Brandy-Williams also stated that when she got into office in 2013, her experiences in youth development led her to enquire if there was a national youth policy.

“To my dismay, I learned there was a working document that had been a draft for the last 15 years and therefore, it meant that the Federation of St. Kitts and Nevis did not have a youth policy initiative” Minister Brandy-Williams said.“This led me to put several measures in place to prepare for this bill and I welcome it.”
“I wait in anticipation however, for the day when we can hold the completed document in hand,” the minister said.“Youth development is dynamic, with all the continuous changes, trends and the emergence of new focus areas and terminology… the need for our youth to have a working and proper document has long gone past its sell-by-date.”

She also stressed the importance of youth development.

“I truly believe every nation’s future is indicative of the investment in youth,” Barker-Williamson explained. “An investment which ensures that capacity-building and sustainability are at its core. A youth policy sets the framework which allows a belief to come to fruition.”

Youth Consultant ‘important initiative’

Dwynette Eversley, Commonwealth Youth Consultant, a key cog in the formation of the draft policy explained the importance of the initiative.

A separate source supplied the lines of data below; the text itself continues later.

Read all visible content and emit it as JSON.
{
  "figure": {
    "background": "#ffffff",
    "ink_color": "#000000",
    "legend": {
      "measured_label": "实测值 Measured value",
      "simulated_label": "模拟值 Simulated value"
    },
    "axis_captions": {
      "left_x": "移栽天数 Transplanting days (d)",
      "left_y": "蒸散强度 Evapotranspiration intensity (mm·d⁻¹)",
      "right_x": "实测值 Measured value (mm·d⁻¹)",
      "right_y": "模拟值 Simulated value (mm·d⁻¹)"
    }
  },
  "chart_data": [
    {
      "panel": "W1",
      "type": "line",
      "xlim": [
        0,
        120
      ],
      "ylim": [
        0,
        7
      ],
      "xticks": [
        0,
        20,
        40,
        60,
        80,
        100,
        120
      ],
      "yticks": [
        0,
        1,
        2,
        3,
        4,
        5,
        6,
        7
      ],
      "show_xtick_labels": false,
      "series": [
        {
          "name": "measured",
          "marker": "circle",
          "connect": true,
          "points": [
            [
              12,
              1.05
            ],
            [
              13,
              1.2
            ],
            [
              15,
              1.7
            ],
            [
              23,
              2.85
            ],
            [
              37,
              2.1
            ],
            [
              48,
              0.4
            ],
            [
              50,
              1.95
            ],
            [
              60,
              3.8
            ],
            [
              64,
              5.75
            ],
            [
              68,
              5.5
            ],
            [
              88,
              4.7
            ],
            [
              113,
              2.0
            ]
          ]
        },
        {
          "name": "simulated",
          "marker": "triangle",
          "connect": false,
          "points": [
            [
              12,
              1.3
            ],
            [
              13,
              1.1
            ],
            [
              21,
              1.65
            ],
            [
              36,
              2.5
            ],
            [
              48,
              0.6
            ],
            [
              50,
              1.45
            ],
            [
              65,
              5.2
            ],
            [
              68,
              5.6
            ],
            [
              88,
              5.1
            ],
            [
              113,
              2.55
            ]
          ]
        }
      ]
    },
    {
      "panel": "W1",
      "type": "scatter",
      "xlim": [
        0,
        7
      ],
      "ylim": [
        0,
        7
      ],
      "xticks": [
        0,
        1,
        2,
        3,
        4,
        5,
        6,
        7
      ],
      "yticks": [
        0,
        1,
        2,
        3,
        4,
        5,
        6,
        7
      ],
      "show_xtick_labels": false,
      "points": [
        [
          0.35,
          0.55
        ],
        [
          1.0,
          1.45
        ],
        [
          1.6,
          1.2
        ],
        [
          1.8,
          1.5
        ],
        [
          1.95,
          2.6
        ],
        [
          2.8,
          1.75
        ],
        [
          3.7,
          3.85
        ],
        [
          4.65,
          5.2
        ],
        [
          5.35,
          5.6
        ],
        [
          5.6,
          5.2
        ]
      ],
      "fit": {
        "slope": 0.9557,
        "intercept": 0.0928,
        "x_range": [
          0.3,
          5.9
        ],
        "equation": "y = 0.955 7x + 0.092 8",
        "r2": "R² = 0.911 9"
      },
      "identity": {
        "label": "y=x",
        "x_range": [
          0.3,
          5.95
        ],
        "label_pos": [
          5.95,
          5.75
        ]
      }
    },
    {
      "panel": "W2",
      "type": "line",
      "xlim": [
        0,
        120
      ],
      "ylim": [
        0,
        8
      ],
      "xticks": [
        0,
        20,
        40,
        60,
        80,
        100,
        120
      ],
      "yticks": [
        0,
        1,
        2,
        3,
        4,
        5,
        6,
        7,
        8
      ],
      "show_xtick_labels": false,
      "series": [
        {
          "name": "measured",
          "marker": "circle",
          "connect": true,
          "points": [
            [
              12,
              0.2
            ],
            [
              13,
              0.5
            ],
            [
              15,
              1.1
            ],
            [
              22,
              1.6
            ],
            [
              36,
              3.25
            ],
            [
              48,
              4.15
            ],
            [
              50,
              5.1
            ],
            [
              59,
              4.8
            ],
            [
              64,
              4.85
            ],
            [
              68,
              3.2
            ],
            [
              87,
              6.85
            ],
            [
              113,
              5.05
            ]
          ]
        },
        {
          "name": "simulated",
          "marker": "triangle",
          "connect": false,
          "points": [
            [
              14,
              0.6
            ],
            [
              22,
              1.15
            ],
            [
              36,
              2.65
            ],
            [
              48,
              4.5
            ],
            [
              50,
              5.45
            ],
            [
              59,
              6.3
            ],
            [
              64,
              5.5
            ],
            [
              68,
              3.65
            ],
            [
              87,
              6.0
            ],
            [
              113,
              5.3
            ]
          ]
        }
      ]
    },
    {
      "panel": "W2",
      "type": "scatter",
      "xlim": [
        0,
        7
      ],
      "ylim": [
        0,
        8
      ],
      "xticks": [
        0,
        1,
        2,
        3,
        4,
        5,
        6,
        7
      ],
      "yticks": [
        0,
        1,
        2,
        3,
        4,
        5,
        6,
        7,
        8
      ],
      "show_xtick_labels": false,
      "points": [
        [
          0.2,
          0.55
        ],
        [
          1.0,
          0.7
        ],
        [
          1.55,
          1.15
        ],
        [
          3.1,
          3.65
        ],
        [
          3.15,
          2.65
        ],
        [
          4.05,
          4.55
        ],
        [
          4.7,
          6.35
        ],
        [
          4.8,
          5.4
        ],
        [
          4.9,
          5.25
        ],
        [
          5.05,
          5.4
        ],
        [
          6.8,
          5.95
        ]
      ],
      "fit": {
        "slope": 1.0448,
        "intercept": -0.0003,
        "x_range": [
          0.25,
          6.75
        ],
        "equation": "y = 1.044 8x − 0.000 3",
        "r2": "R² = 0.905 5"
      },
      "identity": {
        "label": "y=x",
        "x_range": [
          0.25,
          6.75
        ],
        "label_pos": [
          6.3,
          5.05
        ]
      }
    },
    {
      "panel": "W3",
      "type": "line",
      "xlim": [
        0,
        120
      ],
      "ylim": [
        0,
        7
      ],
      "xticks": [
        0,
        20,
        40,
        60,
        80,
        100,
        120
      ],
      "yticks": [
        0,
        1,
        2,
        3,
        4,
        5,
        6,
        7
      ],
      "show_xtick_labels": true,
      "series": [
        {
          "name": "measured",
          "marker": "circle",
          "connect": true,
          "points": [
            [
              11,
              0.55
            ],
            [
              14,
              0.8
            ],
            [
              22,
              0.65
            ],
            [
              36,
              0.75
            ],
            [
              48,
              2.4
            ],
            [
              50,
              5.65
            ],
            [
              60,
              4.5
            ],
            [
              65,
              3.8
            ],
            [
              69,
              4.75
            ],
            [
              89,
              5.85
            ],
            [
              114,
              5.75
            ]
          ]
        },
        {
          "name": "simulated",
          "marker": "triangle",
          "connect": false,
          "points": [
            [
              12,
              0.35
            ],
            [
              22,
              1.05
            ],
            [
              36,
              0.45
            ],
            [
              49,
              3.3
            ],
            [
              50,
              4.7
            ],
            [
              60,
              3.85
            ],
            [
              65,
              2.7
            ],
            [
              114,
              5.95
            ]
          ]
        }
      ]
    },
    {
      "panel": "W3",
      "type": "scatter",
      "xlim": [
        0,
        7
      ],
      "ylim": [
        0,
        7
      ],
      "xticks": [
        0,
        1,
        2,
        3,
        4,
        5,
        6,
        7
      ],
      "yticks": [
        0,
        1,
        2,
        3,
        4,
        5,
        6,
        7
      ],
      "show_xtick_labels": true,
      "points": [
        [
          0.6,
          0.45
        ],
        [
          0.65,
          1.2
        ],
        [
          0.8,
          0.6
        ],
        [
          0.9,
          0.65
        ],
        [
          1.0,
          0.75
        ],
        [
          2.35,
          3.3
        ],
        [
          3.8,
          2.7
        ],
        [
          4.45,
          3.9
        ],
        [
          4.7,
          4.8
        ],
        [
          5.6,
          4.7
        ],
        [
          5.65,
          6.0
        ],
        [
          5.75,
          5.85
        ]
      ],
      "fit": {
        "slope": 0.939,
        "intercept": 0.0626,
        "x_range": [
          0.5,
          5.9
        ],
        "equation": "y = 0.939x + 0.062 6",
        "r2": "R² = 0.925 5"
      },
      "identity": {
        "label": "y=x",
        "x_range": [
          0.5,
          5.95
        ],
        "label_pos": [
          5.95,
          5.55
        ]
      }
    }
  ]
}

“A youth policy consolidates all the national initiatives and I congratulate the Government on its dedication and commitment to achieving this policy and its action agenda.”

Eversley warned there is no international standard for an initiative like this indicating there are guidelines to follow.

“There is no international standard document we can look at and say this is a policy, but they are several principles,” Eversley explained. “In 2014, the first Global Forum in international youth policy in Azerbaijan, at that forum concluded with a communique establishing the principals around which youth policy should be incorporated.”

“There are about eight basic policies,” she said. “Youth policy should be correct and that means they are founded within the international human rights framework to which St. Kitts and Nevis and all other countries are apart.”

Eversley said youth policy should be comprehensive and prospective.

“No one ministry or department manages a national youth portfolio,” she said. “That is why there is a need for thorough analysis and inter-sectional drafting of a youth policy.Youth policy should be democratic and participatory and involves as a significant component for all young people.”

She described youth policy as inclusive; fairly budgeted and financed;have a gender-sensitive policy and promote gender equality Data will be used draft a Youth Policy which will be presented to Parliament.